CMSC 25000 - Artificial Intelligence
Winter 2004
Homework #5: Due February 17, 2004
Goals
Through this assignment you will:
- Build decision tree systems.
- Consider the differences between decision trees and the other
classifiers studied so far.
Problem 1
Picking Concentrations: Redux
Note: The classification task in this homework
is similar (well, okay, identical) to that in the nearest neighbor
homework. This similarity will allow you to compare the
two techniques more directly.
You've been told many time how important it is to pick the
right concentration for your interests and skills - and, of
course, your future employability. After many visits to
guidance counselors with varying degrees of success and after
studying some machine learning techniques in CMSC25000, you
conclude that there should be some way to distill their knowledge
into an automatic process. After all, gaining experience is
about seeing many examples and determining what works and what
doesn't.
You decide to take a first pass at designing such a system to
predict the concentration of a student based on their performance
in some preliminary classes. You decide to focus on a few classes
of concentrations first, rather than trying to make fine-grained
decisions. You want to route students to one of the four following
areas: physical sciences, biological sciences, business,
and humanities. You use grades from courses typically taken in the
first few terms broken down into five classes:
- Math: Calculus I, Calculus II, Discrete Math
- Science: Physics I, Chemistry I, Biology I
- Languages: French I, French II, Spanish I
- Business: Micro-economics, Macro-economics, Marketing
- Humanities: Modern European History, English Composition, Music
Decision Trees
You decide to experiment with decision tree classifiers
that your instructor claimed were less sensitive to irrelevant
attributes and even selected the most useful features to
incorporate in the classification process.

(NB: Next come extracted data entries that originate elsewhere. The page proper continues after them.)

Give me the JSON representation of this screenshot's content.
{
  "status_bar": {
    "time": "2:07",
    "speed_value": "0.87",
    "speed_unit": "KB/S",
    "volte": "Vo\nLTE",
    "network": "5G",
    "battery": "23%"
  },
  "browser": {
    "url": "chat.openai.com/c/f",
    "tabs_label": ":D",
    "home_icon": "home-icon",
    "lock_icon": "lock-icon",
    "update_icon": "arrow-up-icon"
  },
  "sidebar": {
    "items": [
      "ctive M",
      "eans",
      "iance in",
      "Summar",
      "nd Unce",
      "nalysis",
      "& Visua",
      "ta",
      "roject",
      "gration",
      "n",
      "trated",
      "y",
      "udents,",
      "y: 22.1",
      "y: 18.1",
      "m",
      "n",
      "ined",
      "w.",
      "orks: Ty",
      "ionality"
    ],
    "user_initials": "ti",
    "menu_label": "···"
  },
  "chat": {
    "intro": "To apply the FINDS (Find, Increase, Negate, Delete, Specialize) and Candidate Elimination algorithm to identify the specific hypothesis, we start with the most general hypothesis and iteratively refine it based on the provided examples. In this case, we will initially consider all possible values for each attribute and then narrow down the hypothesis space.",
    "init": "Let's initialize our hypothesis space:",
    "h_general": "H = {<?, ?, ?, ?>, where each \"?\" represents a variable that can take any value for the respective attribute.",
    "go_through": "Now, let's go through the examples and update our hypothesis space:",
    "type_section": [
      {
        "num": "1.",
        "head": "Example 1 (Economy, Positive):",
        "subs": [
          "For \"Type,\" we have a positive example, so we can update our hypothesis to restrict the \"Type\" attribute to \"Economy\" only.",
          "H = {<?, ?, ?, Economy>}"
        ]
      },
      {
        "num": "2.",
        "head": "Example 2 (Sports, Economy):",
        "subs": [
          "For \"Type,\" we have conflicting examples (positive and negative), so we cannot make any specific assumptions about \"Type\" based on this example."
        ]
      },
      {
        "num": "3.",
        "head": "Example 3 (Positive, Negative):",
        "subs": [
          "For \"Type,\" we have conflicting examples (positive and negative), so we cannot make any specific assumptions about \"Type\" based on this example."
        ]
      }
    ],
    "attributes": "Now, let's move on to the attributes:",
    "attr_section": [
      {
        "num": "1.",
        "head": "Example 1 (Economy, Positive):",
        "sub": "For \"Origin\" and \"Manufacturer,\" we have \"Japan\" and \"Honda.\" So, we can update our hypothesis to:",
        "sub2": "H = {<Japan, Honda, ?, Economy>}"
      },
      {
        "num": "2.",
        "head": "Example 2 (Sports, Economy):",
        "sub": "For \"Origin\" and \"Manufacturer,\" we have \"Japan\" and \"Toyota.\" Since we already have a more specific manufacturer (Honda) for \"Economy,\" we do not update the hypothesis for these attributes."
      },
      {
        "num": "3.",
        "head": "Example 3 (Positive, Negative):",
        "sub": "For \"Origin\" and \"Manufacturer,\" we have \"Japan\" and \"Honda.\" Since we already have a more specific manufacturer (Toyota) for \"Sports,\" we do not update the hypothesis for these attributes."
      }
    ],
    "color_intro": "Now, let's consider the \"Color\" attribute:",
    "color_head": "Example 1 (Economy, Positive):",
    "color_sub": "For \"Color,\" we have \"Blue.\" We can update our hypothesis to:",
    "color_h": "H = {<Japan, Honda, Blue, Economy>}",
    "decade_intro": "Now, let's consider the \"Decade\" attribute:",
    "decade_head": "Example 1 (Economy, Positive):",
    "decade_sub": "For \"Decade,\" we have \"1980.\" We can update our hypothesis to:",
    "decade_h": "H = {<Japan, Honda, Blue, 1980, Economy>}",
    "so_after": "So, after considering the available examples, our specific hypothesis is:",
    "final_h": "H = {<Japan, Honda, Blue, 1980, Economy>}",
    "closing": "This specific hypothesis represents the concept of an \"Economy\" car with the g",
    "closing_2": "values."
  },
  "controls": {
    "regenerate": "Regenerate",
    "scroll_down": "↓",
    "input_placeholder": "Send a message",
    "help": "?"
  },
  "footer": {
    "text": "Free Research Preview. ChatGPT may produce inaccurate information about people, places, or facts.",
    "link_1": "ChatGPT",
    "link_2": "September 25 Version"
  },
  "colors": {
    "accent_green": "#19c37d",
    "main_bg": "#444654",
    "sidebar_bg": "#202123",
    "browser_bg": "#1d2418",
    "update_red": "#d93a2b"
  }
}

Note: Please take careful note of the data structure that is used
to encode the training samples. It will have a major impact on
the code you write. Errors can lead to 14 hour runtimes that
produce incorrect output!!!!
Part A
The basic code for training and prediction using identification
trees is in id3.scm. However, again, a key
component has not yet been implemented - the function that
computes the average disorder (entropy) over the different
branches of a proposed test. You should train and test on
the newdata2.trn and newdata2.tst
samples used above.
Write and hand in the code which implements this function.
Part B
In decision trees, which type of feature would be most
effective for representing grades - number grades or letter
grades, or would either be acceptable? Briefly
explain your answer.
Part C
The function (show-tree) displays the structure
of the decision tree. Examine the tree produced by
the training data in the original set.
What features are relevant/irrelevant?
Part D
You've heard that one of the advantages of using decision
trees is that they provide a perspicuous interpretation as
a set of if-then rules.
Produce a list of rules consistent with the structure of
the identification tree above and produce the classifications
with highest confidence (based on the number of samples leading to
that classification.) In other words, you need only produce rules
for paths that classify more than 200 samples.